In Washington, US Vice President JD Vance said the White House was "monitoring" the situation and that "hopefully it's not as bad as we fear it could be."
Vance added that he had been briefed by Rubio, who is attending a summit of the Caribbean Community, but "we don't know a whole lot of details."
The attorney general of Florida, which lies just 100 miles (160 kilometers) from Cuba across the Florida Straits, ordered an investigation into the killings.
The Cuban interior ministry said the coast guard encountered the "illegal" US vessel, registration number FL7726SH, one nautical mile from Cayo Falcones island off Cuba's northern coast.
As the coast guard vessel approached, "shots were fired from the illegal speedboat," injuring the commander of the Cuban vessel, the ministry said.
"As a result of the clash, at the time of this report, on the foreign side, four aggressors were killed and six others were wounded," the ministry said, adding that the injured were evacuated and received medical assistance.
It did not give the exact origin of the boat.
The Cuban government frequently reports incursions by speedboats from the United States into its territorial waters.
The interior ministry said it was still investigating the incident and remained committed to protecting Cuban waters.
- People smuggling -
Incursion incidents are often related to people-smuggling to the United States or drug trafficking, and have included chases, shootouts and armed attacks on border guards.
Shortages of food and medicine and daily blackouts drove an exodus from the island in recent years, with many heading to southern Florida, which has received waves of Cuban migration since the 1960s.
Wednesday's shootings came as Washington softened a virtual oil siege of the island imposed by President Donald Trump in January after the US ouster of a top Cuba ally, Nicolas Maduro of Venezuela.
Before Maduro's ouster by US forces on January 3, Cuba had relied on Venezuela, once a major oil producer, for about half its fuel needs.
Faced with an outcry from Caribbean leaders, worried that starving 9.6 million Cubans of oil would cause the economy to collapse, Washington said it would allow shipments of Venezuelan oil for "commercial and humanitarian use."

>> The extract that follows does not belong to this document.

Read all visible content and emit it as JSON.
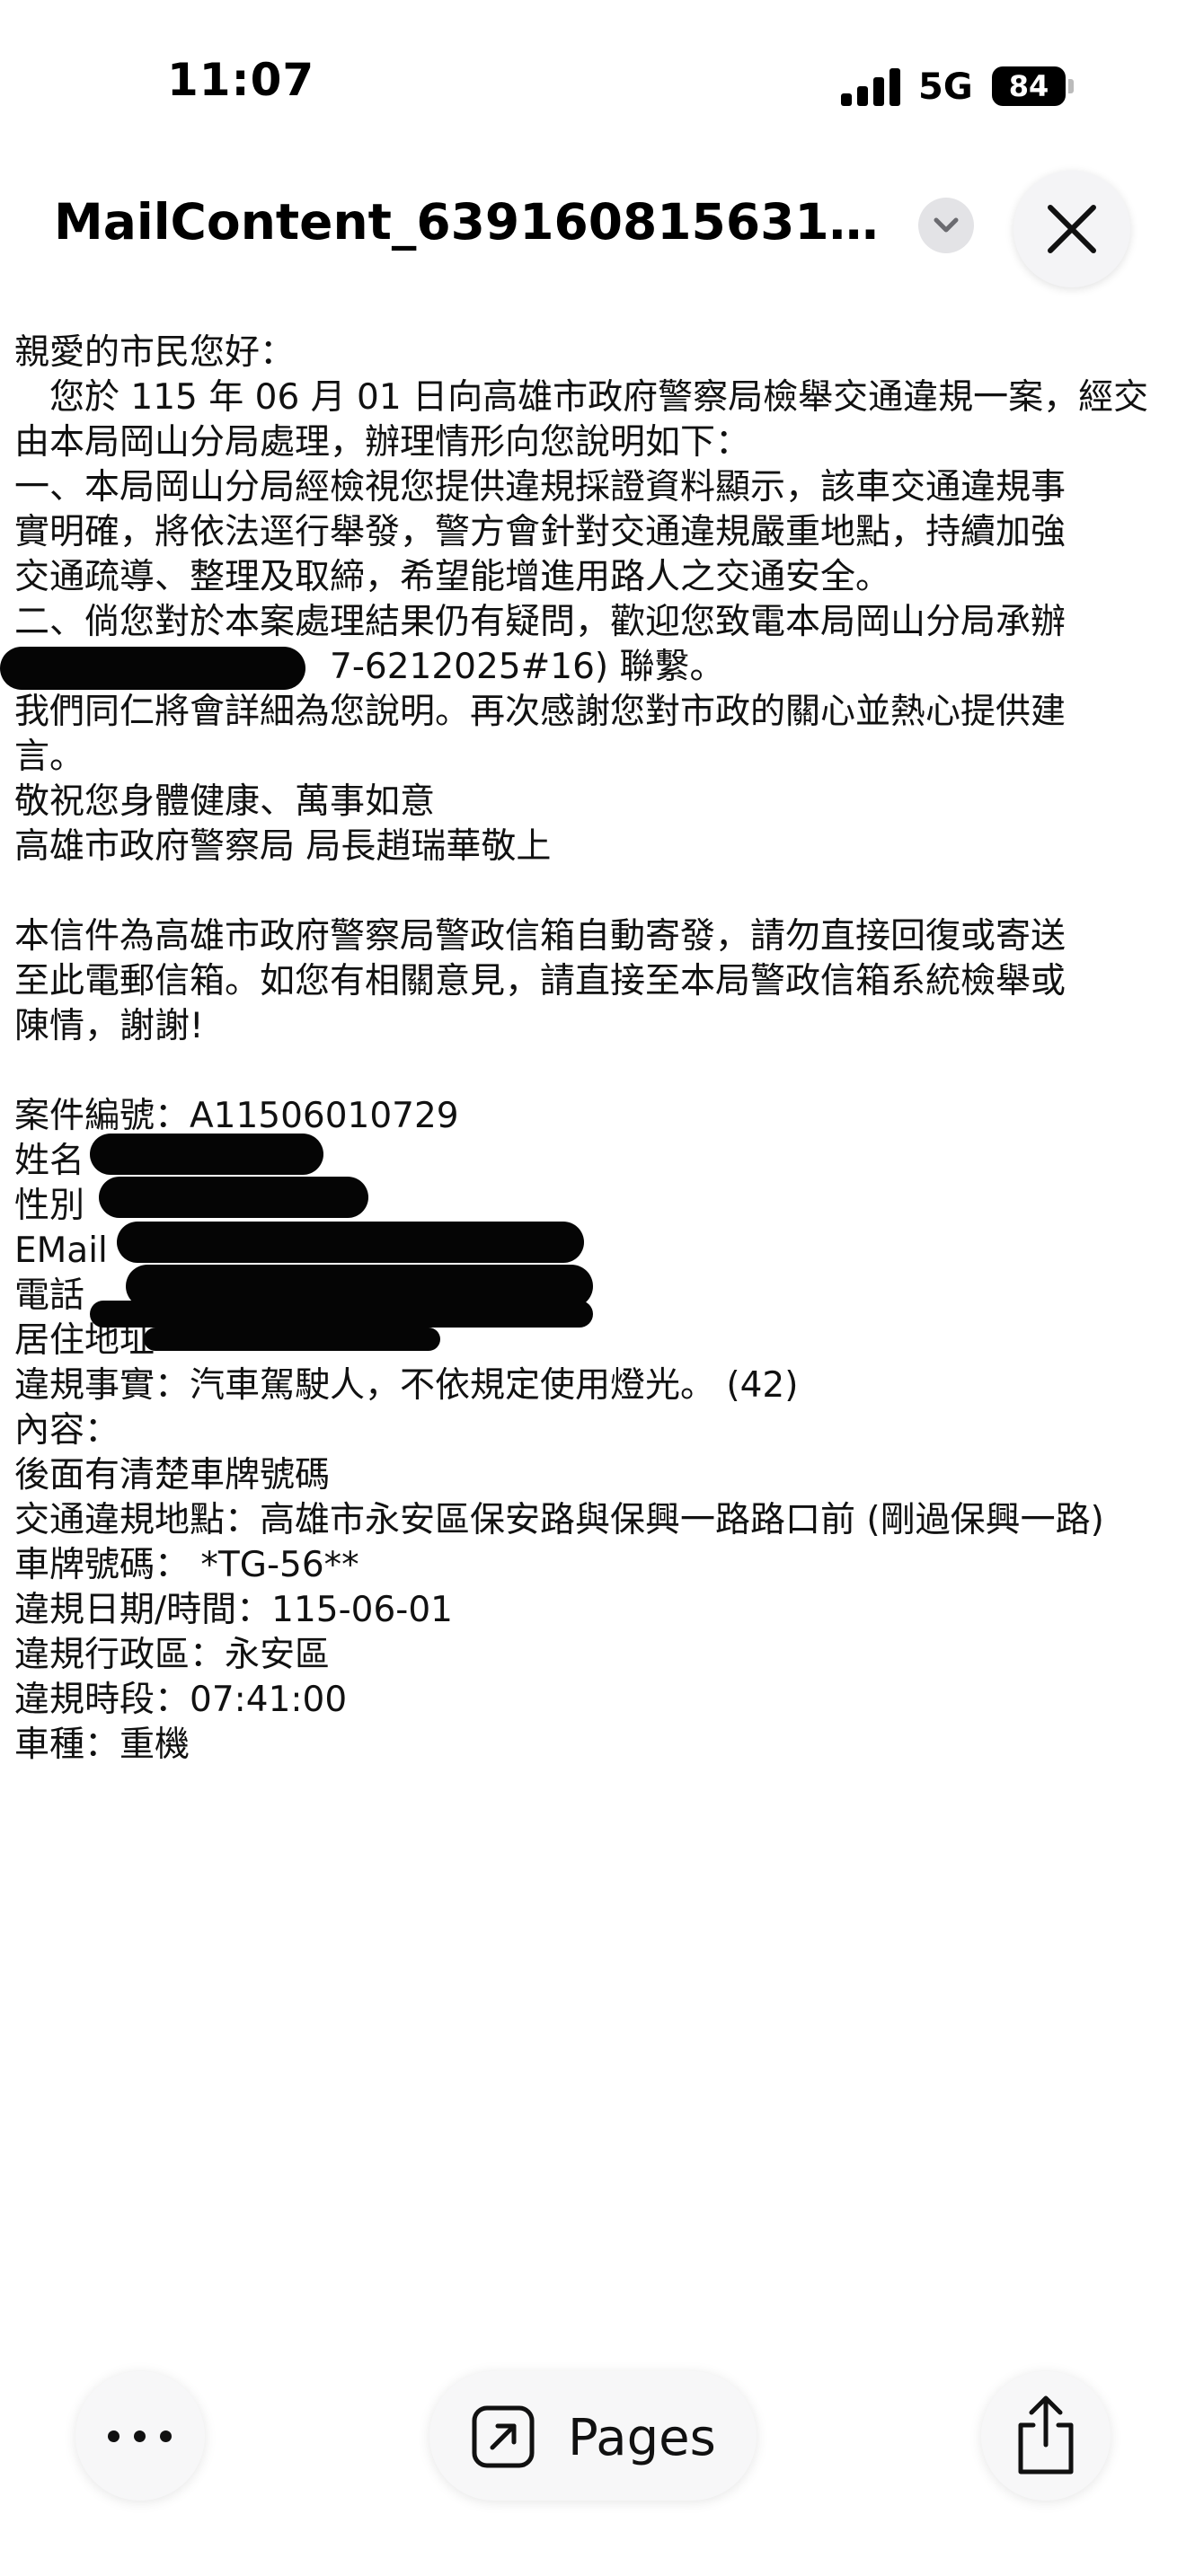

The announcement came during the summit of Caribbean nations attended by Rubio, a Cuban-American who has spent his career hoping to topple Havana's government.
The Treasury Department said the Venezuelan oil would need to go through private businesses and not the Cuban government or the military apparatus that controls much of the island's economy.
The US oil blockade in place for over a month has brought an already crumbling Cuban economy, which has been under a US trade embargo since shortly after Fidel Castro's 1959 revolution, to the brink.
Mexico on Tuesday dispatched two military vessels carrying nearly 2,200 tons of aid to the island -- its second aid shipment in under a month.
Canada also announced Can$8 million ($5.8 million) in aid on Wednesday.